La seconda sezione del Tar (presidente Francesco Scano, consigliere Tito Aru, consigliere estensore Antonio Plaisant) ha infatti respinto, con condanna al pagamento delle spese di giudizio, il ricorso di una sassarese che non voleva accettare il divieto del Comune di Sassari di ampliare uno stabile nei pressi del rio Buddi Buddi.

«Quella zona rientra il quelle ad alto rischio idrogeologico» era stata, nel giugno dello scorso anno, la risposta del servizio di Edilizia privata alla donna che voleva aumentare di 30 per cento la volumetria della sua abitazione in località Funtana Niedda, confinante con il rio Buddi Buddi. Nel suo ricorso al Tar, dove è stata assistita dagli avvocati Gian Comita Ragnedda e Gavino Maiore, la cittadina sassarese ha obiettato che il corso d’acqua è di modeste dimensioni, ma, soprattutto, che il suo terreno si trova al di fuori della “fascia di pericolosità idraulica”. Si sono costituiti in giudizio sia il Comune (assistito dagli avvocati Maria Ida Rinaldi e Simonetta Pagliazzo), sia la regione (rappresentata dagli avvocati Floriana Isola e Mattia Pani).

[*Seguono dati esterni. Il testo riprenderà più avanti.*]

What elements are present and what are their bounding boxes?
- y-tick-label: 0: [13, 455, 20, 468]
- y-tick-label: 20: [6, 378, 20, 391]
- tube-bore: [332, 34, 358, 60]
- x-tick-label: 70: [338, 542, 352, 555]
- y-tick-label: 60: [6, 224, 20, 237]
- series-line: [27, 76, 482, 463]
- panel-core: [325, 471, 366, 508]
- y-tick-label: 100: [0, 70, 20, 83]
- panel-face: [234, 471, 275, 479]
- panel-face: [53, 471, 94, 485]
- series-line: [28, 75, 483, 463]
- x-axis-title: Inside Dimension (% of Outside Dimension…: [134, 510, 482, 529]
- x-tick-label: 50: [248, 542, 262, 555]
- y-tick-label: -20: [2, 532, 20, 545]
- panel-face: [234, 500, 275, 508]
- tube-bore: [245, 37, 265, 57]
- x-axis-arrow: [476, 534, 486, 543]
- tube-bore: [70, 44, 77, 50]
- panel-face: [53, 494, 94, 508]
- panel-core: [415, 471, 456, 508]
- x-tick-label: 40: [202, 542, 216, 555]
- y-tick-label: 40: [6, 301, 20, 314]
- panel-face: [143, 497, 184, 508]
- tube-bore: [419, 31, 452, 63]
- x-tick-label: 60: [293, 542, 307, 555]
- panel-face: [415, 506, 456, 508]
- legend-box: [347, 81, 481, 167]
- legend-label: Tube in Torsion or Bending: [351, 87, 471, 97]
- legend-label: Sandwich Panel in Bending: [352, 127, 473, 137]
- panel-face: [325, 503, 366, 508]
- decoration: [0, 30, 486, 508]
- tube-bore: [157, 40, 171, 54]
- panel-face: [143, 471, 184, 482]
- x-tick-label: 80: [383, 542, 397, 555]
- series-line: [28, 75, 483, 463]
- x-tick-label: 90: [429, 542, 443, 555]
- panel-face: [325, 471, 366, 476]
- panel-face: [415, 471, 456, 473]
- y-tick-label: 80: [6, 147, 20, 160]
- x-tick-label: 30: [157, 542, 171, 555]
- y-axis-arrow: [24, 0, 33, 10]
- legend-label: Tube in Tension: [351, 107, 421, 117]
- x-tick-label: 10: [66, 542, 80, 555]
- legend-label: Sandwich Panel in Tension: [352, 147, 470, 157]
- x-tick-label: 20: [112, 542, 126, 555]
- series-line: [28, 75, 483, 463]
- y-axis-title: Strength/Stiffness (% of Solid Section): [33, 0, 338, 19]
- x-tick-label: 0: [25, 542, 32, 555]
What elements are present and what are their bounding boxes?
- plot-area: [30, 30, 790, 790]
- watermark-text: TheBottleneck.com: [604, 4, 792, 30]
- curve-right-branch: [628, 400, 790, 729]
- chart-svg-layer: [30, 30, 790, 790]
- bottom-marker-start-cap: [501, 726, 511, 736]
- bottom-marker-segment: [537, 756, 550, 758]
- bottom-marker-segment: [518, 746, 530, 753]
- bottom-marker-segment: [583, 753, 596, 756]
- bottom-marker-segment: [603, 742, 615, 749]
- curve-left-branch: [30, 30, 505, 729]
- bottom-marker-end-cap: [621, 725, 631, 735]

Ptrima di respingere il ricorso, perché infondato, i giudicihanno ricordato il principio della “fascia di tutela ulteriore” di protezione che estende i vincoli anche alle zone immediatamente confinanti a quelle ad alto rischio.

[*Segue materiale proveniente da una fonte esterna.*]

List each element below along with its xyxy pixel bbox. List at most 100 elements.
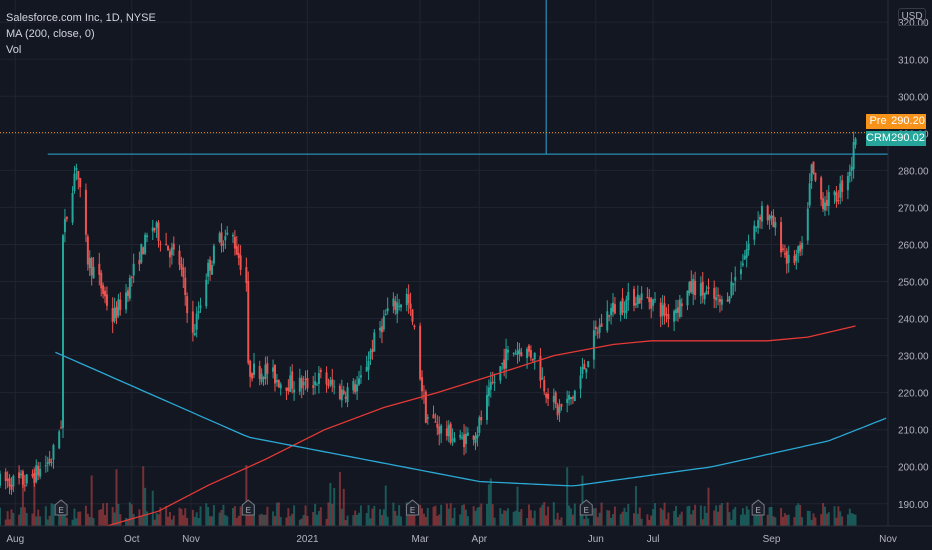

Il Tar spiega poi che le scelte espresse nel Pai e nei Puc, frutto della discrezionalità tecnica particolarmente elevata degli addetti ai lavori, non possono essere contestate da un profano «cercando – chiosano i giudici amministrativi – di sostituire la propria valutazione a quella dell’amministrazione». La classificazione per zone di salvaguardia «appare – conclude il Tar – uno strumento irrinunciabile per prevenire un rischio così grave e difficilmente scongiurabile ragionando “caso per caso”».